Keeping Craft Traditions Alive
It’s a longer drive to get to Hindman, which is located in the mountains of southeastern Kentucky about two and half hours from Lexington. The Knott County community of about 800 people was founded in 1884 and is home to the first rural settlement school in America.
In the wake of the declining coal economy, Hindman is remaking itself as a destination for those who want to learn modern artistic trades including digital photography or focus on more traditional skills like metal and woodworking, instrument making, and pottery.
“A craft is a good thing even if you don’t make a living at it,” says Dan Estep, master blacksmith at the Appalachian Artisan Center in Hindman. “It allows you to be a little more self-sufficient.”
Estep learned about the craft as a child playing in his father’s workshop. When he was laid off from the coal industry, he returned to blacksmithing and now teaches classes and sells his own creations. Estep offers workshops that range from a few hours to several days as students make items from simple key chains to hatchets and knives.
The center also has ceramics classes as well as workshops on instrument-making. Master artist in residence Doug Naselroad guides students through custom-building guitars, dulcimers, mandolins, and other instruments.
“It’s exciting to see this little magical thing happen when someone takes this chunk of wood and they stick with the process until they get to that moment where the music starts to come out of it,” says Naselroad.
In addition to workshops for people who want to make just one item, the center also offers apprenticeships for those who want to make their craft into a career.

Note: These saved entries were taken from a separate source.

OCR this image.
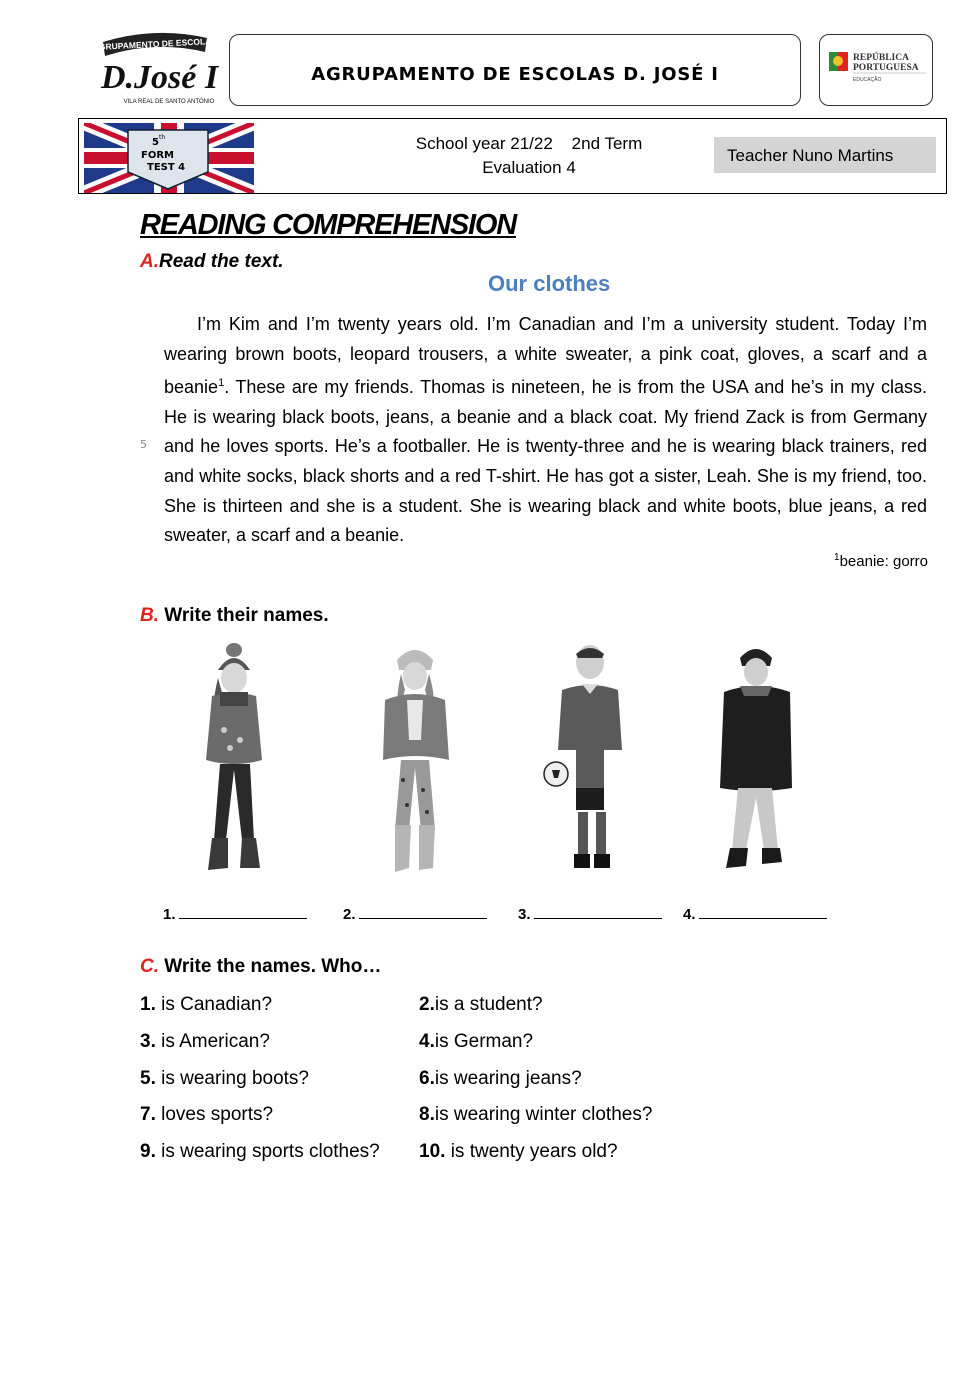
AGRUPAMENTO DE ESCOLAS
D.José I
VILA REAL DE SANTO ANTÓNIO
AGRUPAMENTO DE ESCOLAS D. JOSÉ I
REPÚBLICA
PORTUGUESA
EDUCAÇÃO
5 th
FORM
TEST 4
School year 21/22    2nd Term
Evaluation 4
Teacher Nuno Martins
READING COMPREHENSION
A.Read the text.
Our clothes
I’m Kim and I’m twenty years old. I’m Canadian and I’m a university student. Today I’m wearing brown boots, leopard trousers, a white sweater, a pink coat, gloves, a scarf and a beanie$^1$. These are my friends. Thomas is nineteen, he is from the USA and he’s in my class. He is wearing black boots, jeans, a beanie and a black coat. My friend Zack is from Germany and he loves sports. He’s a footballer. He is twenty-three and he is wearing black trainers, red and white socks, black shorts and a red T-shirt. He has got a sister, Leah. She is my friend, too. She is thirteen and she is a student. She is wearing black and white boots, blue jeans, a red sweater, a scarf and a beanie.
5
$^1$beanie: gorro
B. Write their names.
1.	2.	3.	4.
C. Write the names. Who…
1. is Canadian?	2.is a student?
3. is American?	4.is German?
5. is wearing boots?	6.is wearing jeans?
7. loves sports?	8.is wearing winter clothes?
9. is wearing sports clothes? 10. is twenty years old?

Just down the road from the Appalachian Artisan Center is the Kentucky School of Craft. As part of the Hazard Community and Technical College, the school seeks to preserve Appalachia’s artistic heritage and provide job training and economic development opportunities. It has state-of-the-art studios for woodworking, jewelry and metalsmithing, ceramics, and photography. Students there can take workshops or pursue an associate degree in fine arts.
“The Kentucky School of Craft is really important to this community,” says Michael Flynn, program coordinator at the school. “It provides not only our college students with access to fine arts, but we also find ways to engage community members, local high schools, and a variety of people that are really interested in different creative processes.”